Baltimore in Shades of Grey

A few days have passed since the closing night of the 16th annual Maryland Film Festival (MFF), and the overall consensus seems that it was a huge success–despite lacking The Charles as a venue. In its stead, there were several new venues, one of which was the Langsdale Library Auditorium.

On our blog, we have previously discussed the illustrious cinematic history of the auditorium, but today I would like to discuss another film that premiered in the Landsdale Library Auditorium during MFF: BALTIMORE IN BLACK IN WHITE (2014). A documentary feature, co-directed by Emily Topper and Mary Posatko, it focuses on one of the filmmakers themselves. Emily Topper was born and raised in the Edmondson Village neighborhood of Baltimore, and the film follows her and her crew through the maze of grief and memory in search of answers to the 1972 murder of her grandfather.

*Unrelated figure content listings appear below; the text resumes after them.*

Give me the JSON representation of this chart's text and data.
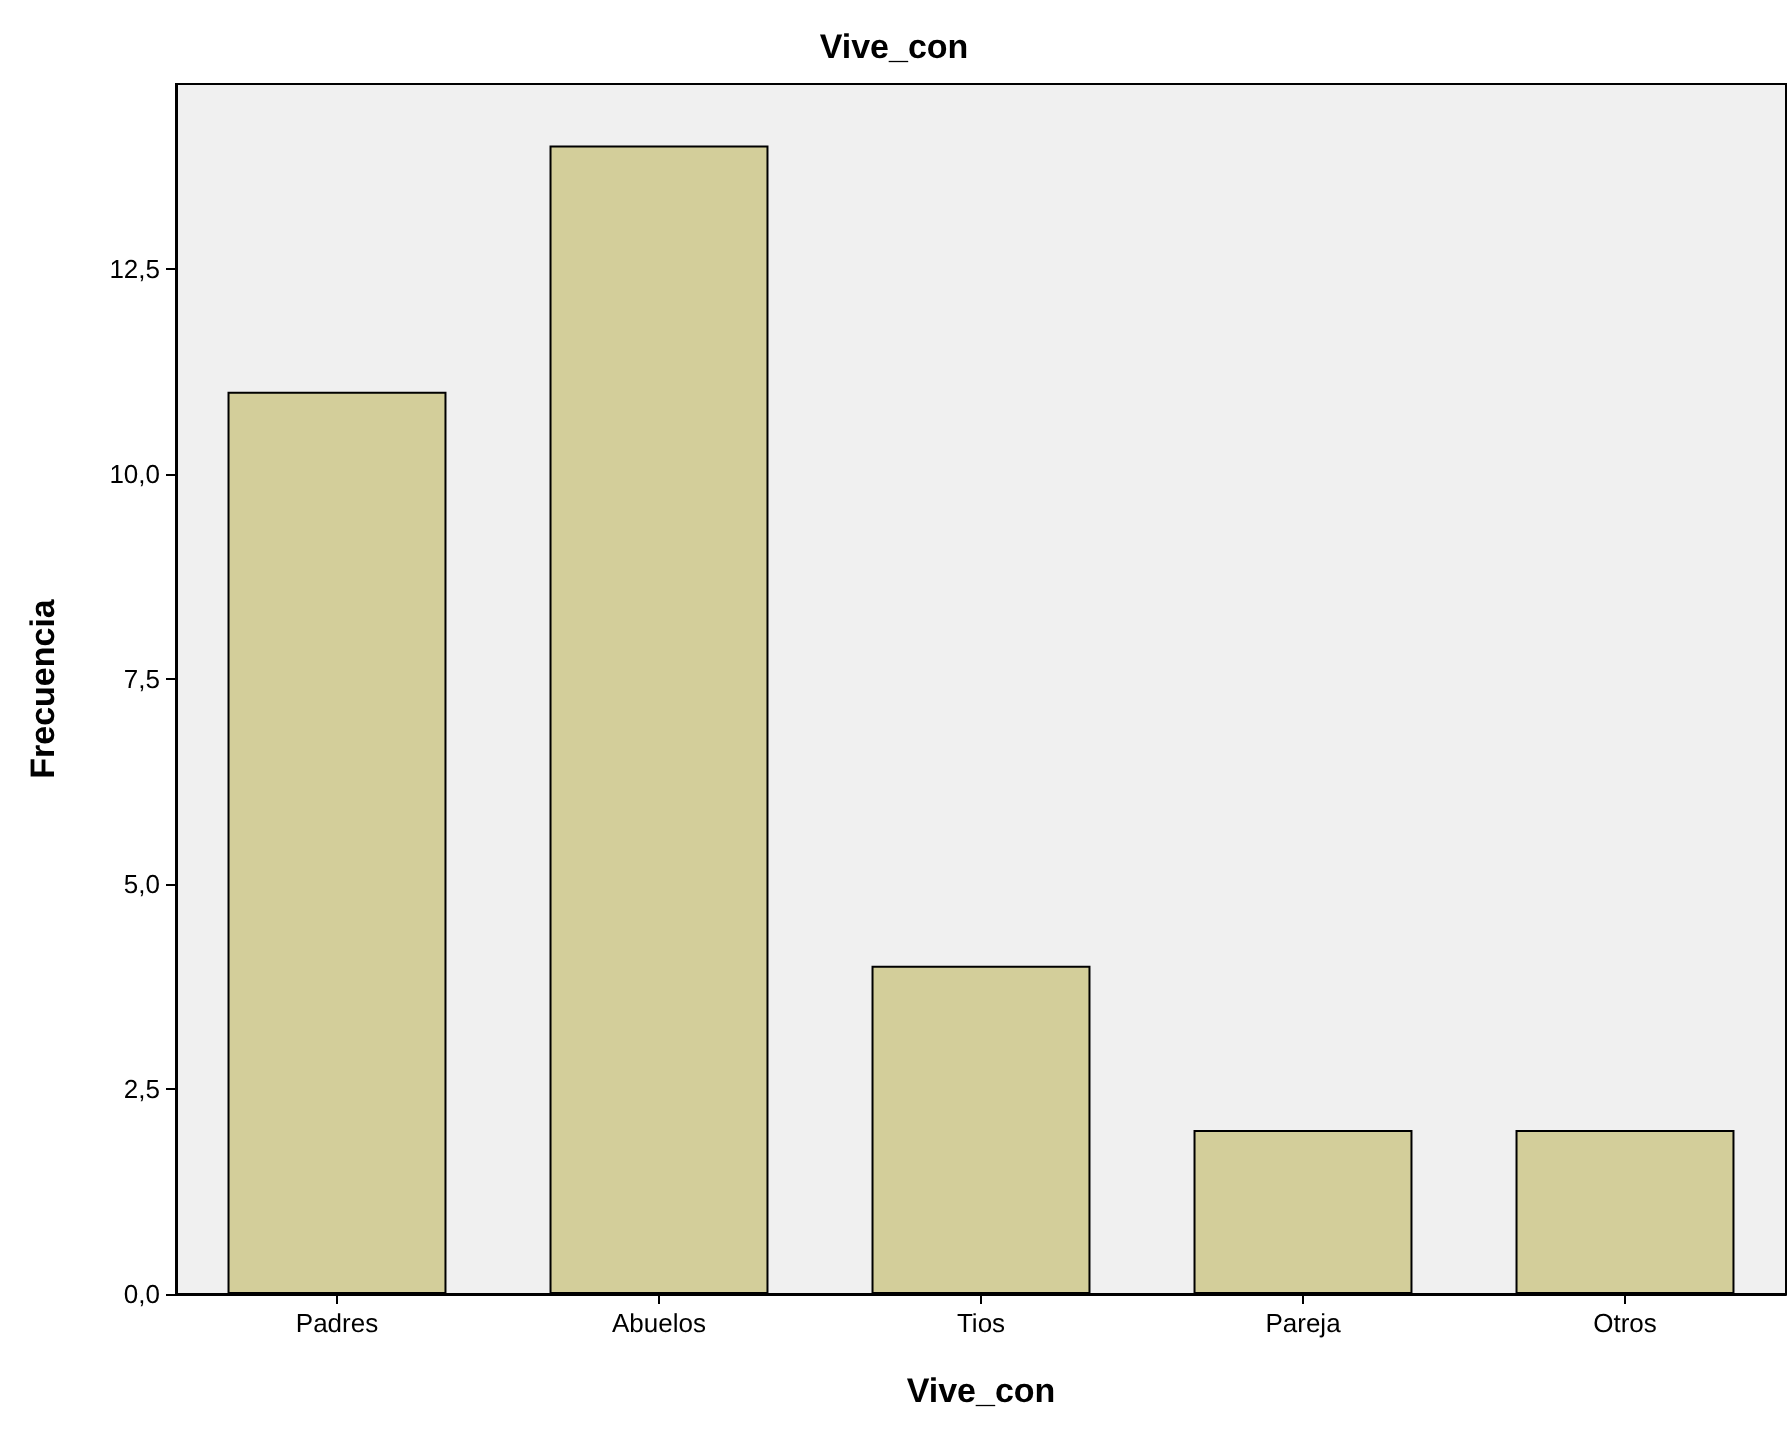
{
  "chart_data": {
    "type": "bar",
    "title": "Vive_con",
    "xlabel": "Vive_con",
    "ylabel": "Frecuencia",
    "categories": [
      "Padres",
      "Abuelos",
      "Tios",
      "Pareja",
      "Otros"
    ],
    "values": [
      11,
      14,
      4,
      2,
      2
    ],
    "color": "#d3ce9a",
    "ylim": [
      0,
      14.75
    ],
    "yticks": [
      {
        "value": 0,
        "label": "0,0"
      },
      {
        "value": 2.5,
        "label": "2,5"
      },
      {
        "value": 5,
        "label": "5,0"
      },
      {
        "value": 7.5,
        "label": "7,5"
      },
      {
        "value": 10,
        "label": "10,0"
      },
      {
        "value": 12.5,
        "label": "12,5"
      }
    ]
  }
}
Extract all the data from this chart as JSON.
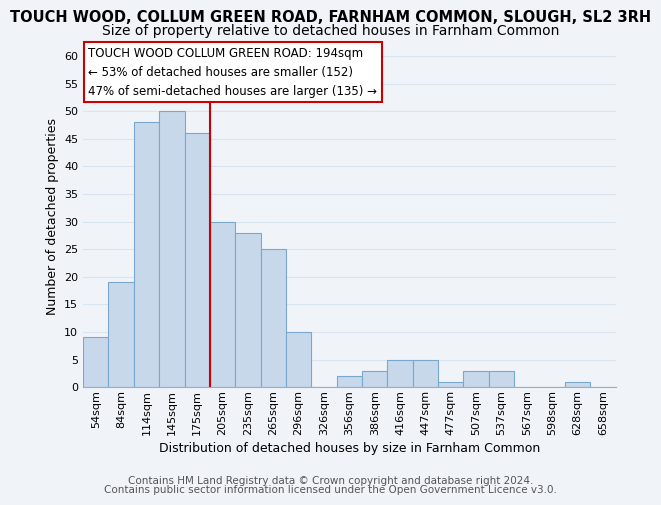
{
  "title": "TOUCH WOOD, COLLUM GREEN ROAD, FARNHAM COMMON, SLOUGH, SL2 3RH",
  "subtitle": "Size of property relative to detached houses in Farnham Common",
  "xlabel": "Distribution of detached houses by size in Farnham Common",
  "ylabel": "Number of detached properties",
  "bin_labels": [
    "54sqm",
    "84sqm",
    "114sqm",
    "145sqm",
    "175sqm",
    "205sqm",
    "235sqm",
    "265sqm",
    "296sqm",
    "326sqm",
    "356sqm",
    "386sqm",
    "416sqm",
    "447sqm",
    "477sqm",
    "507sqm",
    "537sqm",
    "567sqm",
    "598sqm",
    "628sqm",
    "658sqm"
  ],
  "bar_heights": [
    9,
    19,
    48,
    50,
    46,
    30,
    28,
    25,
    10,
    0,
    2,
    3,
    5,
    5,
    1,
    3,
    3,
    0,
    0,
    1,
    0
  ],
  "bar_color": "#c8d8eb",
  "bar_edge_color": "#7aa8cc",
  "vline_x": 4.5,
  "vline_color": "#cc0000",
  "ylim": [
    0,
    62
  ],
  "yticks": [
    0,
    5,
    10,
    15,
    20,
    25,
    30,
    35,
    40,
    45,
    50,
    55,
    60
  ],
  "annotation_box_title": "TOUCH WOOD COLLUM GREEN ROAD: 194sqm",
  "annotation_line1": "← 53% of detached houses are smaller (152)",
  "annotation_line2": "47% of semi-detached houses are larger (135) →",
  "footnote1": "Contains HM Land Registry data © Crown copyright and database right 2024.",
  "footnote2": "Contains public sector information licensed under the Open Government Licence v3.0.",
  "background_color": "#f0f4f9",
  "plot_bg_color": "#f0f4f9",
  "grid_color": "#d8e4f0",
  "title_fontsize": 10.5,
  "subtitle_fontsize": 10,
  "axis_fontsize": 9,
  "tick_fontsize": 8,
  "footnote_fontsize": 7.5
}
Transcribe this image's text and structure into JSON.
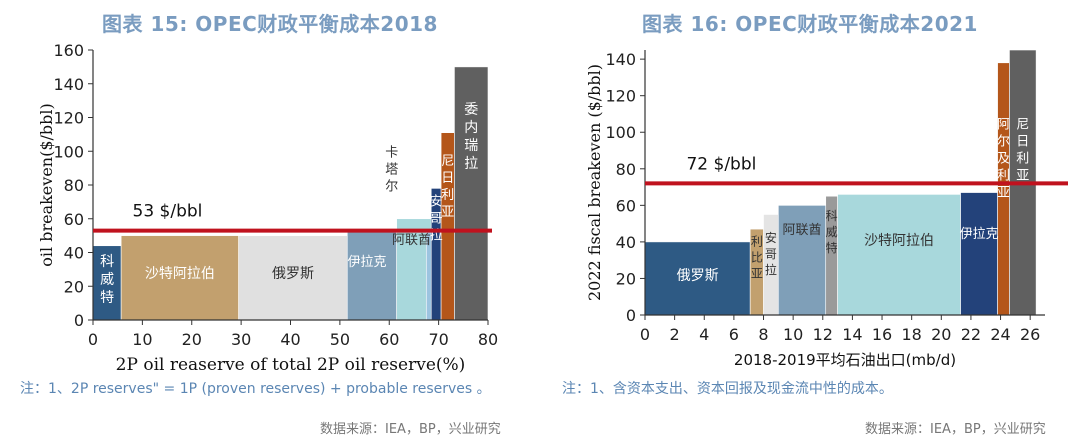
{
  "charts": {
    "left": {
      "figure_title": "图表 15: OPEC财政平衡成本2018",
      "note": "注：1、2P reserves\" = 1P (proven reserves) + probable reserves 。",
      "source": "数据来源：IEA，BP，兴业研究"
    },
    "right": {
      "figure_title": "图表 16: OPEC财政平衡成本2021",
      "note": "注：1、含资本支出、资本回报及现金流中性的成本。",
      "source": "数据来源：IEA，BP，兴业研究"
    }
  },
  "chart_data": [
    {
      "type": "bar",
      "title": "图表 15: OPEC财政平衡成本2018",
      "xlabel": "2P oil reaserve of total 2P oil reserve(%)",
      "ylabel": "oil breakeven($/bbl)",
      "xlim": [
        0,
        80
      ],
      "ylim": [
        0,
        160
      ],
      "xticks": [
        0,
        10,
        20,
        30,
        40,
        50,
        60,
        70,
        80
      ],
      "yticks": [
        0,
        20,
        40,
        60,
        80,
        100,
        120,
        140,
        160
      ],
      "grid": false,
      "bars": [
        {
          "name": "科威特",
          "x0": 0,
          "x1": 5.7,
          "value": 44,
          "color": "#2e5a84",
          "label_color": "#ffffff"
        },
        {
          "name": "沙特阿拉伯",
          "x0": 5.7,
          "x1": 29.5,
          "value": 50,
          "color": "#c2a06e",
          "label_color": "#ffffff"
        },
        {
          "name": "俄罗斯",
          "x0": 29.5,
          "x1": 51.5,
          "value": 50,
          "color": "#e0e0e0",
          "label_color": "#333333"
        },
        {
          "name": "伊拉克",
          "x0": 51.5,
          "x1": 61.5,
          "value": 54,
          "color": "#7f9fb8",
          "label_color": "#ffffff"
        },
        {
          "name": "阿联酋",
          "x0": 61.5,
          "x1": 68.5,
          "value": 60,
          "color": "#a8d8dc",
          "label_color": "#333333"
        },
        {
          "name": "安哥拉",
          "x0": 68.5,
          "x1": 70.5,
          "value": 78,
          "color": "#23427a",
          "label_color": "#ffffff"
        },
        {
          "name": "卡塔尔",
          "x0": 67.5,
          "x1": 68.5,
          "value": 52,
          "color": "#9cc4e0",
          "label_color": "#333333"
        },
        {
          "name": "尼日利亚",
          "x0": 70.5,
          "x1": 73.2,
          "value": 111,
          "color": "#b4561a",
          "label_color": "#ffffff"
        },
        {
          "name": "委内瑞拉",
          "x0": 73.2,
          "x1": 80,
          "value": 150,
          "color": "#606060",
          "label_color": "#ffffff"
        }
      ],
      "reference_line": {
        "value": 53,
        "label": "53 $/bbl",
        "color": "#c0121e"
      }
    },
    {
      "type": "bar",
      "title": "图表 16: OPEC财政平衡成本2021",
      "xlabel": "2018-2019平均石油出口(mb/d)",
      "ylabel": "2022 fiscal breakeven ($/bbl)",
      "xlim": [
        0,
        27
      ],
      "ylim": [
        0,
        145
      ],
      "xticks": [
        0,
        2,
        4,
        6,
        8,
        10,
        12,
        14,
        16,
        18,
        20,
        22,
        24,
        26
      ],
      "yticks": [
        0,
        20,
        40,
        60,
        80,
        100,
        120,
        140
      ],
      "grid": false,
      "bars": [
        {
          "name": "俄罗斯",
          "x0": 0,
          "x1": 7.1,
          "value": 40,
          "color": "#2e5a84",
          "label_color": "#ffffff"
        },
        {
          "name": "利比亚",
          "x0": 7.1,
          "x1": 8.0,
          "value": 47,
          "color": "#c2a06e",
          "label_color": "#333333"
        },
        {
          "name": "安哥拉",
          "x0": 8.0,
          "x1": 9.0,
          "value": 55,
          "color": "#e4e4e4",
          "label_color": "#333333"
        },
        {
          "name": "阿联酋",
          "x0": 9.0,
          "x1": 12.2,
          "value": 60,
          "color": "#7f9fb8",
          "label_color": "#333333"
        },
        {
          "name": "科威特",
          "x0": 12.2,
          "x1": 13.0,
          "value": 65,
          "color": "#9a9a9a",
          "label_color": "#333333"
        },
        {
          "name": "沙特阿拉伯",
          "x0": 13.0,
          "x1": 21.3,
          "value": 66,
          "color": "#a8d8dc",
          "label_color": "#333333"
        },
        {
          "name": "伊拉克",
          "x0": 21.3,
          "x1": 23.8,
          "value": 67,
          "color": "#23427a",
          "label_color": "#ffffff"
        },
        {
          "name": "阿尔及利亚",
          "x0": 23.8,
          "x1": 24.6,
          "value": 138,
          "color": "#b4561a",
          "label_color": "#ffffff"
        },
        {
          "name": "尼日利亚",
          "x0": 24.6,
          "x1": 26.4,
          "value": 145,
          "color": "#606060",
          "label_color": "#ffffff"
        }
      ],
      "reference_line": {
        "value": 72,
        "label": "72 $/bbl",
        "color": "#c0121e"
      }
    }
  ]
}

The filmmakers create a sense of place without using archival footage or very many historical photographs. There is present-day footage of the specific landmarks involved in the story, along with a few family pictures from the time. It was less a historical documentary, and more of historiographical process: they try to find the transcripts of the trial, but they were lost in a flood at the Maryland State Archives; they try to conduct interviews of those who attended the trial and lived through the aftermath, but they find that firsthand accounts are often biased and changeable. One of the only interviews of a non-directly-involved participant is that of former Baltimore City Mayor Kurt L. Schmoke, who grew up in Edmondson Village during the time, and (side note) who has just been announced this morning as the new President of the University of Baltimore.

There isn’t necessarily a strict conclusion to the documentary, and all of its players come across much more complex than initially introduced, and historical truth as much less (dare I write it?) black and white, more a limited smattering of shades of grey.